It has been incredibly challenging to select the winners of this amazing show inspired by so many great artists. Each of the selections I have made are based upon the artist’s engagement with contemporary or art historical sources in a particularly intriguing way. For me, these works both call to mind the great works of the past and proclaim the innovative creativity of the artists of Southeast Texas. – Stephanie Chadwick
1st Place - Annie Orchard – “She’s Come Unglued” – Torn Paper
Annie Orchard’s collage “She’s Come Unglued,” is particularly and explicitly eye catching. It’s overt references to Surrealist visuality and fascination with looking, with the eye as an evocative symbol, and with the comingling of art and visual culture in newspapers and magazines are direct. Yet, the inclusion of vivid colors and a contemporary design aesthetic (reminiscent of the 1960s and the 1990s and at the same time vibrantly interconnected with current artistic explorations) creates a refreshing take on this medium of expression.
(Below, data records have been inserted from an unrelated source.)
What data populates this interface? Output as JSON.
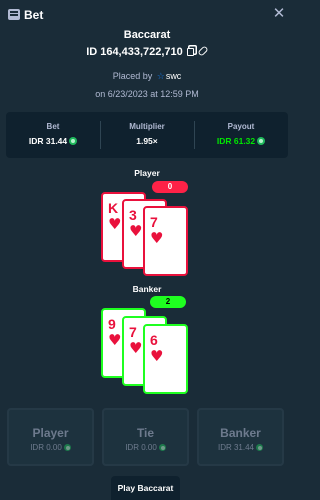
{
  "header": {
    "title": "Bet",
    "icon": "bet-slip-icon",
    "close_icon": "close-icon"
  },
  "bet": {
    "game": "Baccarat",
    "id_label": "ID",
    "id": "164,433,722,710",
    "placed_by_label": "Placed by",
    "user": "swc",
    "date": "on 6/23/2023 at 12:59 PM"
  },
  "stats": {
    "bet_label": "Bet",
    "bet_value": "IDR 31.44",
    "multiplier_label": "Multiplier",
    "multiplier_value": "1.95×",
    "payout_label": "Payout",
    "payout_value": "IDR 61.32"
  },
  "player_hand": {
    "label": "Player",
    "score": "0",
    "cards": [
      {
        "rank": "K",
        "suit": "♥"
      },
      {
        "rank": "3",
        "suit": "♥"
      },
      {
        "rank": "7",
        "suit": "♥"
      }
    ]
  },
  "banker_hand": {
    "label": "Banker",
    "score": "2",
    "cards": [
      {
        "rank": "9",
        "suit": "♥"
      },
      {
        "rank": "7",
        "suit": "♥"
      },
      {
        "rank": "6",
        "suit": "♥"
      }
    ]
  },
  "bet_options": [
    {
      "label": "Player",
      "amount": "IDR 0.00"
    },
    {
      "label": "Tie",
      "amount": "IDR 0.00"
    },
    {
      "label": "Banker",
      "amount": "IDR 31.44"
    }
  ],
  "play_button": "Play Baccarat",
  "colors": {
    "background": "#1a2c38",
    "panel": "#0f212e",
    "player_red": "#e9113c",
    "banker_green": "#1fff20",
    "payout_green": "#00e701",
    "muted_text": "#b1bad3"
  }
}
2nd Place - Amy Faggard – “Maxfield Inspired” (Inspired by Maxfield Parrish) – Oil
Amy Faggard’s “Maxfield Inspired” (Inspired by Maxfield Parrish) is titled as a direct homage to the American painter and illustrator who became famous in the late nineteenth and early twentieth centuries for his romantic landscapes, vivid colors, and often idealized neoclassical style. Amy’s painting caught my eye and captured my attention also for its suggestion of the Romantic and Realist painters of nineteenth- and twentieth-century Europe and the United States that inspired so many artists, particularly the Barbizon school of landscape painters in France.
3rd Place - Ellen McIntosh – “All Is Well” – Soft Pastels
Ellen McIntosh’s “All Is Well” clearly shows its inspiration in the Impressionist works of artists such as Mary Cassatt and Edgar Degas. In fact, it is precisely McIntosh’s combination of everyday subject matter, a vibrant Impressionist palette, and the intimately detailed realism of Degas that makes her colorful pastel drawing of a mother and child so engaging.
H.M. - Sam Daleo, Jr. – “Homage To Inness” – Pastel
Sam Daleo, Jr.’s “Homage To Inness” also makes a direct art historical reference. Both his title and style call to mind George Inness, Thomas Cole, and the great nineteenth-century American Romantic Landscape painters of the Hudson River School. The rich coloration in Daleo’s drawing stimulates the eye while the dynamism of his rendering of grass lands leads the eye into an intimate pictorial encounter.
H.M. - Betty A. Iles – “Storm, Homage to W. Homer” – Watercolor
Betty A. Iles’s watercolor makes a clear, yet lively reference to the sea paintings of American Winslow Homer and to the many Realist and Romantic Painters who explore the human fascination with nature and nautical life.
H.M. - Lief Anson Wallace – “Warhol 21st Century – Photography
Lief Anson Wallace’s photograph of a green tomato soup can is an eye-catching and energetic play on Andy Warhol’s famous soup can series, updated to reflect twenty-first century interest in the green movement and, perhaps, its commodification.
Stephanie Chadwick is an associate professor of modern and contemporary art history and the interim chair of the Department of Art & Design at Lamar University in Beaumont, Texas. She earned her Ph.D. from Rice University in Houston, where she focused on twentieth-century art and visual culture, previously earning an M.A. with an emphasis on nineteenth-century art at Florida State University. Her research interests include modern art with an emphasis on French painting and art in local and global contexts. She has written articles and a book on postwar French artist Jean Dubuffet.